# need help with iphone



## 2much (Oct 12, 2007)

yes bought an unlocked iphone,set the edge network up.can make and receive calls,text msg no problem.BUT I CAN'T GET MY EMAIL TO WORK.I had a blackberry through rogers,but i cant get the settings smtp,incoming server right.can anyone help


----------



## madgunde (Mar 10, 2006)

2much said:


> yes bought an unlocked iphone,set the edge network up.can make and receive calls,text msg no problem.BUT I CAN'T GET MY EMAIL TO WORK.I had a blackberry through rogers,but i cant get the settings smtp,incoming server right.can anyone help


Do you have your mail set up on your Mac in Mail.app? If so, just have iTunes sync your mail accounts to your iPhone. Should just work.


----------



## 2much (Oct 12, 2007)

*need help with iPhone*

I dont now the ip settings from rogers.and i still cant get e
mail. Does anyone have a site with visual set ups......much needed


----------



## G-Mo (Sep 26, 2007)

Are you trying to configure push email services (like email on Blackberry) or just POP3/IMAP? Is it a problem with your EDGE settings?

For Wifi config, tap on Setting -->General --> Network -> Wifi: hit it to turn it on or off. When it it on, it will search for wifi. Choose the one that is your to connect, enter password if that one is secured. Then it will connect to that wifi.
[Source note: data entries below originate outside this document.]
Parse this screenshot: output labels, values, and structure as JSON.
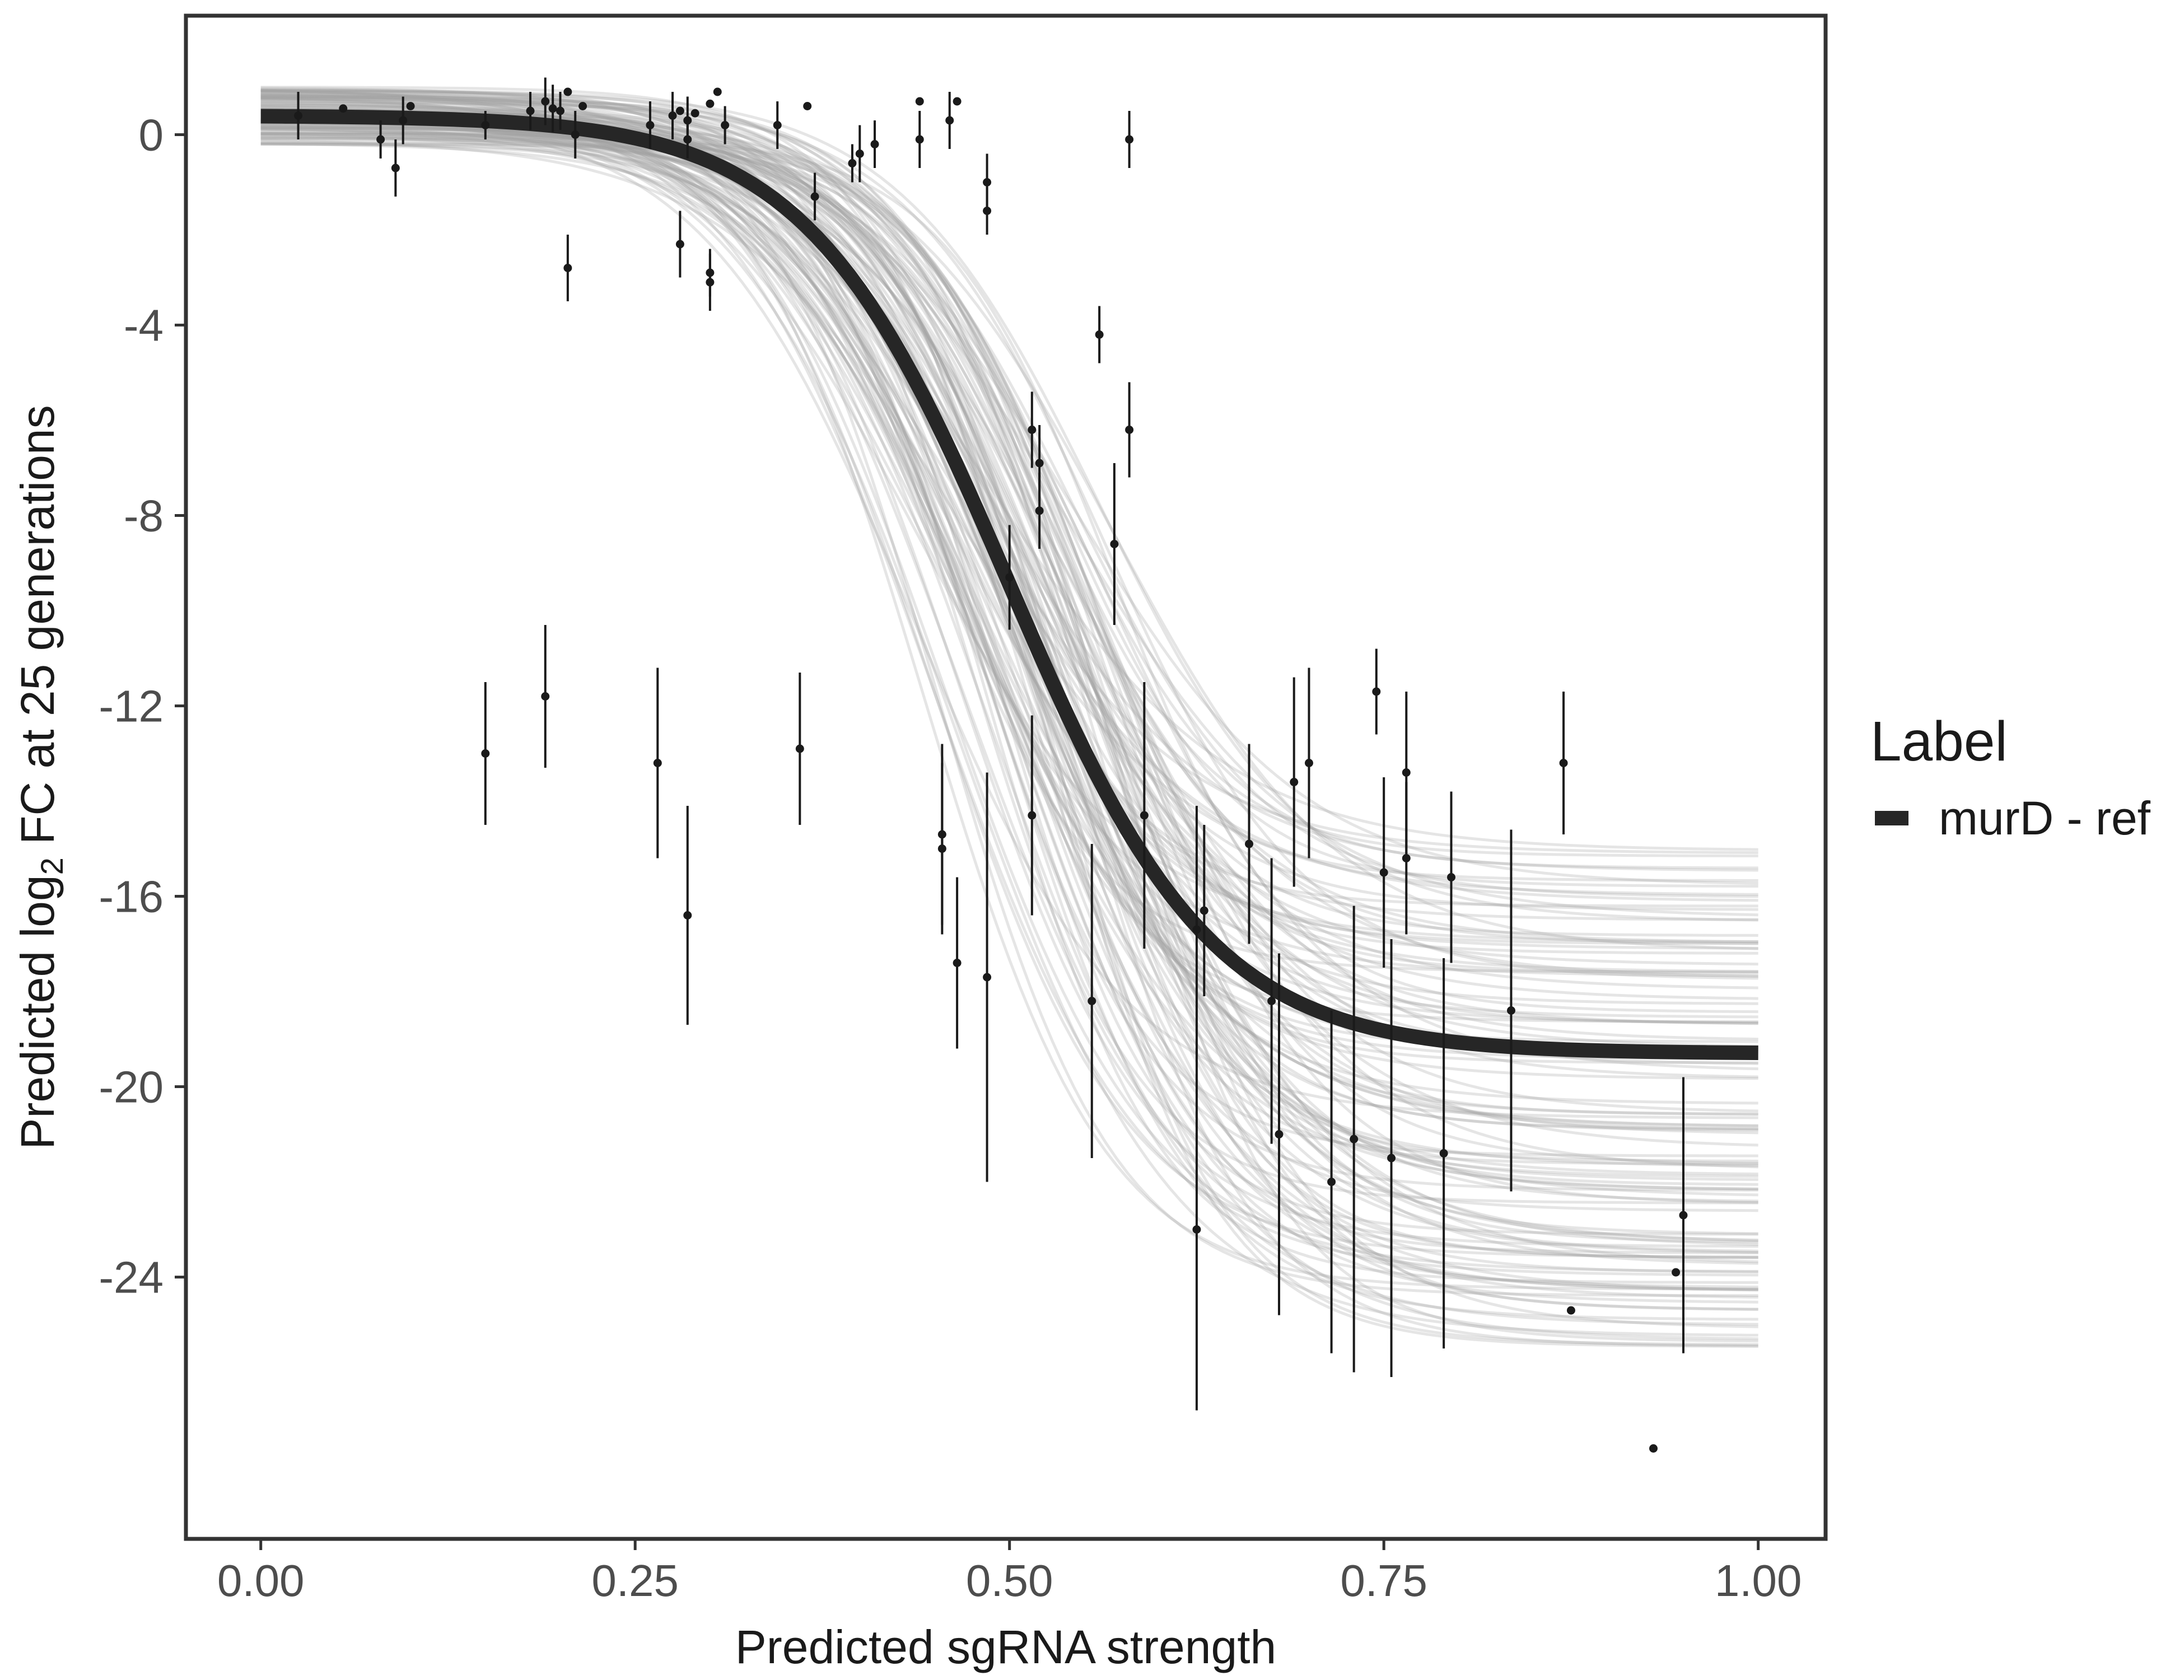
{
  "chart_data": {
    "type": "scatter",
    "xlabel": "Predicted sgRNA strength",
    "ylabel_parts": [
      "Predicted  log",
      "2",
      " FC at 25 generations"
    ],
    "xlim": [
      -0.1,
      2.09
    ],
    "ylim": [
      -29.5,
      2.5
    ],
    "x_ticks": [
      0.0,
      0.5,
      1.0,
      1.5,
      2.0
    ],
    "x_tick_labels": [
      "0.00",
      "0.25",
      "0.50",
      "0.75",
      "1.00"
    ],
    "y_ticks": [
      0,
      -4,
      -8,
      -12,
      -16,
      -20,
      -24
    ],
    "y_tick_labels": [
      "0",
      "-4",
      "-8",
      "-12",
      "-16",
      "-20",
      "-24"
    ],
    "grid": false,
    "legend": {
      "title": "Label",
      "position": "right",
      "entries": [
        {
          "label": "murD - ref",
          "color": "#262626"
        }
      ]
    },
    "fit": {
      "name": "murD - ref",
      "model": "logistic",
      "upper": 0.4,
      "lower": -19.3,
      "midpoint": 1.0,
      "scale": 0.135,
      "color": "#262626"
    },
    "posterior_band": {
      "n_draws": 120,
      "color": "#a3a3a3",
      "midpoint_range": [
        0.86,
        1.14
      ],
      "scale_range": [
        0.11,
        0.16
      ],
      "lower_range": [
        -25.5,
        -14.6
      ]
    },
    "points": [
      {
        "x": 0.05,
        "y": 0.4,
        "err": 0.5
      },
      {
        "x": 0.11,
        "y": 0.55,
        "err": 0
      },
      {
        "x": 0.16,
        "y": -0.1,
        "err": 0.4
      },
      {
        "x": 0.18,
        "y": -0.7,
        "err": 0.6
      },
      {
        "x": 0.19,
        "y": 0.3,
        "err": 0.5
      },
      {
        "x": 0.2,
        "y": 0.6,
        "err": 0
      },
      {
        "x": 0.3,
        "y": 0.2,
        "err": 0.3
      },
      {
        "x": 0.36,
        "y": 0.5,
        "err": 0.4
      },
      {
        "x": 0.38,
        "y": 0.7,
        "err": 0.5
      },
      {
        "x": 0.39,
        "y": 0.55,
        "err": 0.5
      },
      {
        "x": 0.4,
        "y": 0.5,
        "err": 0.4
      },
      {
        "x": 0.41,
        "y": 0.9,
        "err": 0
      },
      {
        "x": 0.42,
        "y": 0.0,
        "err": 0.5
      },
      {
        "x": 0.43,
        "y": 0.6,
        "err": 0
      },
      {
        "x": 0.41,
        "y": -2.8,
        "err": 0.7
      },
      {
        "x": 0.52,
        "y": 0.2,
        "err": 0.5
      },
      {
        "x": 0.55,
        "y": 0.4,
        "err": 0.5
      },
      {
        "x": 0.56,
        "y": 0.5,
        "err": 0
      },
      {
        "x": 0.57,
        "y": 0.3,
        "err": 0.5
      },
      {
        "x": 0.57,
        "y": -0.1,
        "err": 0.4
      },
      {
        "x": 0.58,
        "y": 0.45,
        "err": 0
      },
      {
        "x": 0.56,
        "y": -2.3,
        "err": 0.7
      },
      {
        "x": 0.6,
        "y": 0.65,
        "err": 0
      },
      {
        "x": 0.61,
        "y": 0.9,
        "err": 0
      },
      {
        "x": 0.62,
        "y": 0.2,
        "err": 0.4
      },
      {
        "x": 0.6,
        "y": -2.9,
        "err": 0.5
      },
      {
        "x": 0.6,
        "y": -3.1,
        "err": 0.6
      },
      {
        "x": 0.69,
        "y": 0.2,
        "err": 0.5
      },
      {
        "x": 0.73,
        "y": 0.6,
        "err": 0
      },
      {
        "x": 0.74,
        "y": -1.3,
        "err": 0.5
      },
      {
        "x": 0.79,
        "y": -0.6,
        "err": 0.4
      },
      {
        "x": 0.8,
        "y": -0.4,
        "err": 0.6
      },
      {
        "x": 0.82,
        "y": -0.2,
        "err": 0.5
      },
      {
        "x": 0.88,
        "y": -0.1,
        "err": 0.6
      },
      {
        "x": 0.88,
        "y": 0.7,
        "err": 0
      },
      {
        "x": 0.92,
        "y": 0.3,
        "err": 0.6
      },
      {
        "x": 0.93,
        "y": 0.7,
        "err": 0
      },
      {
        "x": 0.97,
        "y": -1.0,
        "err": 0.6
      },
      {
        "x": 0.97,
        "y": -1.6,
        "err": 0.5
      },
      {
        "x": 1.16,
        "y": -0.1,
        "err": 0.6
      },
      {
        "x": 1.12,
        "y": -4.2,
        "err": 0.6
      },
      {
        "x": 1.03,
        "y": -6.2,
        "err": 0.8
      },
      {
        "x": 1.04,
        "y": -6.9,
        "err": 0.8
      },
      {
        "x": 1.04,
        "y": -7.9,
        "err": 0.8
      },
      {
        "x": 1.0,
        "y": -9.3,
        "err": 1.1
      },
      {
        "x": 1.16,
        "y": -6.2,
        "err": 1.0
      },
      {
        "x": 1.14,
        "y": -8.6,
        "err": 1.7
      },
      {
        "x": 0.3,
        "y": -13.0,
        "err": 1.5
      },
      {
        "x": 0.38,
        "y": -11.8,
        "err": 1.5
      },
      {
        "x": 0.53,
        "y": -13.2,
        "err": 2.0
      },
      {
        "x": 0.57,
        "y": -16.4,
        "err": 2.3
      },
      {
        "x": 0.72,
        "y": -12.9,
        "err": 1.6
      },
      {
        "x": 0.91,
        "y": -14.7,
        "err": 1.9
      },
      {
        "x": 0.91,
        "y": -15.0,
        "err": 1.8
      },
      {
        "x": 0.93,
        "y": -17.4,
        "err": 1.8
      },
      {
        "x": 0.97,
        "y": -17.7,
        "err": 4.3
      },
      {
        "x": 1.03,
        "y": -14.3,
        "err": 2.1
      },
      {
        "x": 1.11,
        "y": -18.2,
        "err": 3.3
      },
      {
        "x": 1.18,
        "y": -14.3,
        "err": 2.8
      },
      {
        "x": 1.25,
        "y": -16.7,
        "err": 2.6
      },
      {
        "x": 1.25,
        "y": -23.0,
        "err": 3.8
      },
      {
        "x": 1.26,
        "y": -16.3,
        "err": 1.8
      },
      {
        "x": 1.32,
        "y": -14.9,
        "err": 2.1
      },
      {
        "x": 1.35,
        "y": -18.2,
        "err": 3.0
      },
      {
        "x": 1.36,
        "y": -21.0,
        "err": 3.8
      },
      {
        "x": 1.38,
        "y": -13.6,
        "err": 2.2
      },
      {
        "x": 1.4,
        "y": -13.2,
        "err": 2.0
      },
      {
        "x": 1.43,
        "y": -22.0,
        "err": 3.6
      },
      {
        "x": 1.46,
        "y": -21.1,
        "err": 4.9
      },
      {
        "x": 1.49,
        "y": -11.7,
        "err": 0.9
      },
      {
        "x": 1.5,
        "y": -15.5,
        "err": 2.0
      },
      {
        "x": 1.51,
        "y": -21.5,
        "err": 4.6
      },
      {
        "x": 1.53,
        "y": -15.2,
        "err": 1.6
      },
      {
        "x": 1.53,
        "y": -13.4,
        "err": 1.7
      },
      {
        "x": 1.58,
        "y": -21.4,
        "err": 4.1
      },
      {
        "x": 1.59,
        "y": -15.6,
        "err": 1.8
      },
      {
        "x": 1.67,
        "y": -18.4,
        "err": 3.8
      },
      {
        "x": 1.74,
        "y": -13.2,
        "err": 1.5
      },
      {
        "x": 1.75,
        "y": -24.7,
        "err": 0
      },
      {
        "x": 1.86,
        "y": -27.6,
        "err": 0
      },
      {
        "x": 1.89,
        "y": -23.9,
        "err": 0
      },
      {
        "x": 1.9,
        "y": -22.7,
        "err": 2.9
      }
    ]
  }
}
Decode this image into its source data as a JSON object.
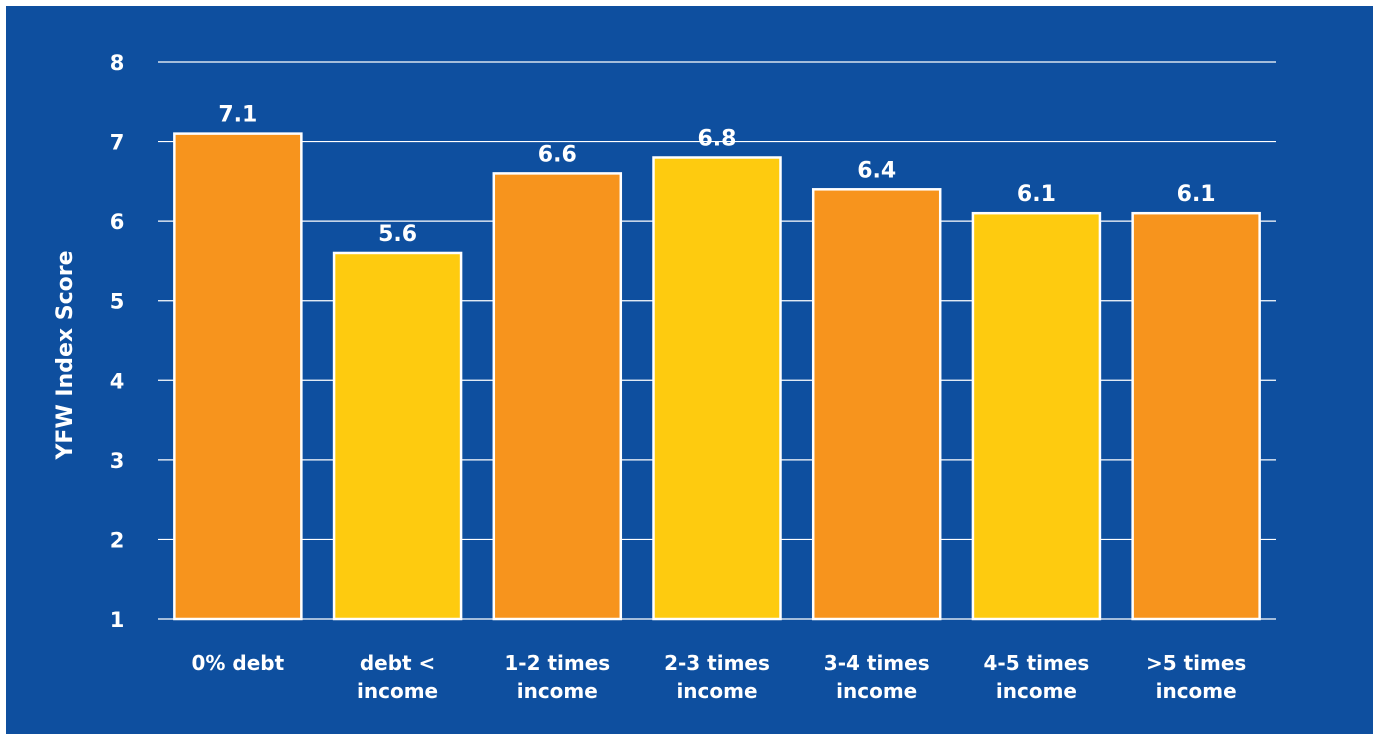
{
  "chart_data": {
    "type": "bar",
    "ylabel": "YFW Index Score",
    "ylim": [
      1,
      8
    ],
    "yticks": [
      "1",
      "2",
      "3",
      "4",
      "5",
      "6",
      "7",
      "8"
    ],
    "grid": true,
    "categories": [
      [
        "0% debt"
      ],
      [
        "debt <",
        "income"
      ],
      [
        "1-2 times",
        "income"
      ],
      [
        "2-3 times",
        "income"
      ],
      [
        "3-4 times",
        "income"
      ],
      [
        "4-5 times",
        "income"
      ],
      [
        ">5 times",
        "income"
      ]
    ],
    "values": [
      7.1,
      5.6,
      6.6,
      6.8,
      6.4,
      6.1,
      6.1
    ],
    "labels": [
      "7.1",
      "5.6",
      "6.6",
      "6.8",
      "6.4",
      "6.1",
      "6.1"
    ],
    "bar_colors": [
      "#f7941d",
      "#fecb0f",
      "#f7941d",
      "#fecb0f",
      "#f7941d",
      "#fecb0f",
      "#f7941d"
    ]
  }
}
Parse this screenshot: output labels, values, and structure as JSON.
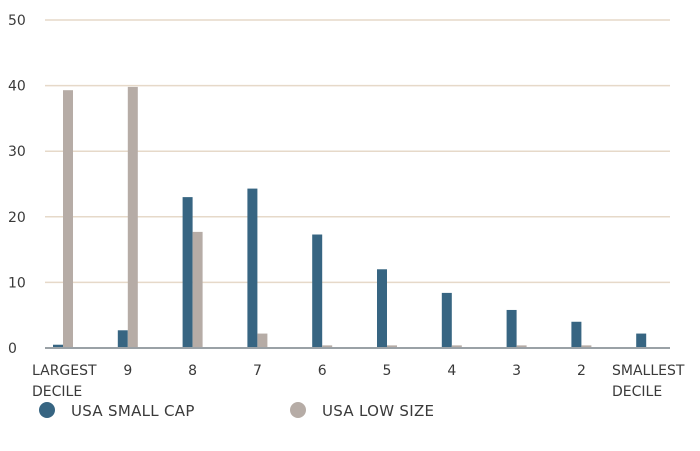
{
  "chart_data": {
    "type": "bar",
    "categories": [
      [
        "LARGEST",
        "DECILE"
      ],
      [
        "9"
      ],
      [
        "8"
      ],
      [
        "7"
      ],
      [
        "6"
      ],
      [
        "5"
      ],
      [
        "4"
      ],
      [
        "3"
      ],
      [
        "2"
      ],
      [
        "SMALLEST",
        "DECILE"
      ]
    ],
    "series": [
      {
        "name": "USA SMALL CAP",
        "color": "#376582",
        "values": [
          0.5,
          2.7,
          23.0,
          24.3,
          17.3,
          12.0,
          8.4,
          5.8,
          4.0,
          2.2
        ]
      },
      {
        "name": "USA LOW SIZE",
        "color": "#b6aca6",
        "values": [
          39.3,
          39.8,
          17.7,
          2.2,
          0.4,
          0.4,
          0.4,
          0.4,
          0.4,
          0.0
        ]
      }
    ],
    "y_ticks": [
      0,
      10,
      20,
      30,
      40,
      50
    ],
    "ylim": [
      0,
      50
    ],
    "title": "",
    "xlabel": "",
    "ylabel": "",
    "grid": true,
    "gridline_color": "#e6d9c9",
    "legend_position": "bottom-left"
  }
}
Wherever you are on the Iphone, just hit the Home Button (the square button at the bottom, not on the LCD, it's outside at the bottom) you will go back to spreadboard (main menu). 

Now for GPRS/EDGE internet, Again go to Setting -->General --> Network -> EDGE.

For Rogers:

The APN is : internet.com
Username: wapuser1 
Password: wap

SMTP Outgoing server from Rogers Wireless: smtp.rogerswirelessdata.com


----------